Hace pocos días nos dejó Raúl Guarderas (Quito, 1932-2013). Se marchó sin avisar, embozado por los velos oscuros de una cruel enfermedad que, lentamente, marchitó su memoria hasta extinguirla. Se fue sin saber que se iba, aunque quizás ya se había ido del todo y sólo se había quedado por acá, entre los suyos, su cuerpo agotado de tanto vivir, despojado impunemente de esa alma campera, actora, letrada, graciosa, inmensamente feliz.
A la ciudad de Quito se le fue un personaje único: Raúl Guarderas fue chulla de cepa, chagra auténtico, teatrero pasional, escritor de múltiples voces narrativas, periodista serio y afinado, comentarista taurino, agricultor de vocación y bromista contumaz.
A su familia y amigos se les fue un padre tan firme como cariñoso, un esposo abnegado y un compañero de ley.
Nos abandonó una leyenda de Quito y sus alrededores.
Raúl fue el mentalizador del paseo del chagra, creador junto a María del Carmen, su esposa, del Patio de Comedias.
Raúl Guarderas fue el “Personaje Representativo de la quiteñitud según declaratoria de la Unesco en el año 2003; “Patrimonio Vivo de la Cultura Nacional” según reconocimiento que le hiciera el Municipio del Distrito Metropolitano de Quito y el Ministerio de Cultura del Ecuador en el año 2009.
Y sin embargo, por esas vicisitudes de la vida, se fue en silencio, sumergido a solas en su propio mundo de máscaras, cámaras y tablas, de pastizales con aroma a majada, de leche cruda y quesos frescos, de robustos caballos criollos; se fue luciendo sus zamarros de cuero y el poncho de lana gruesa, ocultando sus ojos ladinos bajo el ala del sombrero; se fue vistiendo corbatín y su traje de paño negro, sus elegancias citadinas y sus andares vaqueros.
Hizo mutis por el foro una vez más, pero en esta ocasión fue para siempre.
Ya no habrán más estrenos ni representaciones, han cesado los cantos y los monólogos, las serenatas y los ensayos. Se esfumaron las pinceladas de colores y los vuelos fantasiosos de cóndor sobre los páramos andinos, sobre su Yanayura y su Machachi, sobre la Mariscal y el Panecillo, sobre la casona de la calle 18 de Septiembre.

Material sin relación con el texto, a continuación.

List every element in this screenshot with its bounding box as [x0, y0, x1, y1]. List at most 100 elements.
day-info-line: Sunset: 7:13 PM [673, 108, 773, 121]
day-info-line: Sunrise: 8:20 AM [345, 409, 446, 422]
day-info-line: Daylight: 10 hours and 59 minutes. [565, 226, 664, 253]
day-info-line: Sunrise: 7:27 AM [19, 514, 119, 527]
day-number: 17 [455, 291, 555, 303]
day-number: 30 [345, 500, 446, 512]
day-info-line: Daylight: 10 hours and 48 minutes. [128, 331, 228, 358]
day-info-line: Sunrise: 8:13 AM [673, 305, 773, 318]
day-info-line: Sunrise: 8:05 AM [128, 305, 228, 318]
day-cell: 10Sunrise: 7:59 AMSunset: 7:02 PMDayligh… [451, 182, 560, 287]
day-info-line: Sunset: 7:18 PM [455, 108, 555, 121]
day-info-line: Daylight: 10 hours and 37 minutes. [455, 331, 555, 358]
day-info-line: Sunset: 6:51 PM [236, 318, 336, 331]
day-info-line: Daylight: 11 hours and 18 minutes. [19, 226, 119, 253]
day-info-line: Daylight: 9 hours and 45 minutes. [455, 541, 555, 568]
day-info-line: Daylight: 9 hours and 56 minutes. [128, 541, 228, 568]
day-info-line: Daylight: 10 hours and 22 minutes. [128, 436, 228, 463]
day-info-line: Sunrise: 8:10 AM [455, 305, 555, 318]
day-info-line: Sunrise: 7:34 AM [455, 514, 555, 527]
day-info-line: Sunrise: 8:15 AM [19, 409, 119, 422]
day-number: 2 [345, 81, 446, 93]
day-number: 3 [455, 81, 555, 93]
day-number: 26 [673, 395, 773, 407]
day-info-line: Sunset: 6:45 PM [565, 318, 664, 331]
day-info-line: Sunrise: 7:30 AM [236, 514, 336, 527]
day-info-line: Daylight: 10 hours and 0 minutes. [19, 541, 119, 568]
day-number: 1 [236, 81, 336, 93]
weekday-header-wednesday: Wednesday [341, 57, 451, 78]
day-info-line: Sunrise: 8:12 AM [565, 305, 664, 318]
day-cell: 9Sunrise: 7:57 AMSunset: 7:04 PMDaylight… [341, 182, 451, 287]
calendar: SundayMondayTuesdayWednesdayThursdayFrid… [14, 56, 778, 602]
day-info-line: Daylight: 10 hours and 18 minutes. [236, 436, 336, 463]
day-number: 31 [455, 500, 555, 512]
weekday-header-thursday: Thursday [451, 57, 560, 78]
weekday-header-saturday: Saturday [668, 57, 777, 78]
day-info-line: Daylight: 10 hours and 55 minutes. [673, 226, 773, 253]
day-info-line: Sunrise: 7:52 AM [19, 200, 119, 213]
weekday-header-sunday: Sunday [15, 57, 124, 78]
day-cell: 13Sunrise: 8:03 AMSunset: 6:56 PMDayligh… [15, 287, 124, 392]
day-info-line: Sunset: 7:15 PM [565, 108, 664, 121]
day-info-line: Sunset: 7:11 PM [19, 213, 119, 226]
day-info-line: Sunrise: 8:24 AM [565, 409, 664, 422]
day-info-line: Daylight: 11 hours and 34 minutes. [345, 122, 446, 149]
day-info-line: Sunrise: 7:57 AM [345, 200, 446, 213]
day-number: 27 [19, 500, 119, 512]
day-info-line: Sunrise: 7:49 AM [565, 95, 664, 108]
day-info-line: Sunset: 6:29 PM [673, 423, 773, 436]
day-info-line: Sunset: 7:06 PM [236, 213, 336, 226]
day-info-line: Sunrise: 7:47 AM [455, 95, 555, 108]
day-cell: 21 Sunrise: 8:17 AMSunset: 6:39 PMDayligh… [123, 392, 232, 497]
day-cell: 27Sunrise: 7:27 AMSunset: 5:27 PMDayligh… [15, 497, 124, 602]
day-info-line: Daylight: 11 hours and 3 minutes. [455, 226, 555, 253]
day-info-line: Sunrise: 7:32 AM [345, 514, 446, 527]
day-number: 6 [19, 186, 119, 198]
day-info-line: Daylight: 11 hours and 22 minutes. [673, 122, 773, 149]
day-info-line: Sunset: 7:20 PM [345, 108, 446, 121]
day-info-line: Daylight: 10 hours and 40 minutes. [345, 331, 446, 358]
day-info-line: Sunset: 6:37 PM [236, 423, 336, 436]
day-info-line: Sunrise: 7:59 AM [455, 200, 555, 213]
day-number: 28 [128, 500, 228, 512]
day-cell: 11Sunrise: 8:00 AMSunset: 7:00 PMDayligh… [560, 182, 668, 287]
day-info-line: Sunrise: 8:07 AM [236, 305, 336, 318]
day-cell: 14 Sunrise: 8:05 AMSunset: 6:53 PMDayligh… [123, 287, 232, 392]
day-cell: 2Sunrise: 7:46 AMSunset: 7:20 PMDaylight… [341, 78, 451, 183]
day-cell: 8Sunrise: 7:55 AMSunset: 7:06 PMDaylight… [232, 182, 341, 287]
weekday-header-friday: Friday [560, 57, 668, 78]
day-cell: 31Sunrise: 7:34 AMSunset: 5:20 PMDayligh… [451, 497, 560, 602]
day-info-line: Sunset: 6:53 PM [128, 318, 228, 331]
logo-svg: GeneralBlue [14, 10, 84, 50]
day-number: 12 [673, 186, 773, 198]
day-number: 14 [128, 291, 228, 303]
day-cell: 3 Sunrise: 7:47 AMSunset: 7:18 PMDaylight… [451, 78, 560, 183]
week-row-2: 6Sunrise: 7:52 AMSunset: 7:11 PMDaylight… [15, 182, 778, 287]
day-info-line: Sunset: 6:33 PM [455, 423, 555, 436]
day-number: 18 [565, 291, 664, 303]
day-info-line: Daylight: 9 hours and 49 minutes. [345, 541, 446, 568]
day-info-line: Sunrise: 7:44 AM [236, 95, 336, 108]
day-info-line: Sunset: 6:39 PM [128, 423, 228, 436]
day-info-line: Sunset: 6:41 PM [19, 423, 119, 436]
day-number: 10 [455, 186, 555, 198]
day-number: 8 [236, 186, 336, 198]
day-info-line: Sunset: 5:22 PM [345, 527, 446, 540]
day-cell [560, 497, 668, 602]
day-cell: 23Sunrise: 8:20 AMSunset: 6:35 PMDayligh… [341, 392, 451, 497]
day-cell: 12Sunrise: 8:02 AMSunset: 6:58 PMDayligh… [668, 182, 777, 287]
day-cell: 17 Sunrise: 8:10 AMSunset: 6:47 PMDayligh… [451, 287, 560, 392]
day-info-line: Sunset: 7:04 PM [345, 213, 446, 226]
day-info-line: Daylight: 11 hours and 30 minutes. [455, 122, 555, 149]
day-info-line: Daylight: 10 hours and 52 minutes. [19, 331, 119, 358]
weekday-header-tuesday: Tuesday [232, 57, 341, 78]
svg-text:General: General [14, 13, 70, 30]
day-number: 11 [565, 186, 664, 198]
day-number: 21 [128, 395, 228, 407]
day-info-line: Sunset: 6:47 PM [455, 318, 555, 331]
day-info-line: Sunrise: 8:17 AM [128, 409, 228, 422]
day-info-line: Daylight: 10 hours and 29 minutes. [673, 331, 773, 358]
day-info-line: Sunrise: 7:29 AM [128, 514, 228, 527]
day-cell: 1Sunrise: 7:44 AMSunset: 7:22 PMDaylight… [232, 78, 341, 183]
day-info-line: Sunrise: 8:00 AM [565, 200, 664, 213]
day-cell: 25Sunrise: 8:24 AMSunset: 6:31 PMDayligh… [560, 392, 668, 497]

Aunque agobiado por el implacable olvido, estoy seguro de que se alejó siendo un hombre feliz.
Lo cobijaron en sus últimos momentos su esposa María del Carmen y sus cinco hijos. Allí, engreído por los suyos, entre los últimos besos y abrazos, se fue apagando como la llama que muere en un diminuto cabo de vela.
Y, esta vez, el propio Raúl se encargó de correr el telón, de arrumar la tramoya, de guardar en un viejo baúl los trajes y las pelucas, de ordenar los programas de mano y saldar la taquilla, se encargó él solo de apagar las luces y de cerrar las puertas y, tras una venia solemne, recogió de una vez todos los aplausos, una marejada de aplausos y vítores, chiflidos y jaleos, y entonces la audiencia completa se puso de pie y, finalmente, cerró los ojos.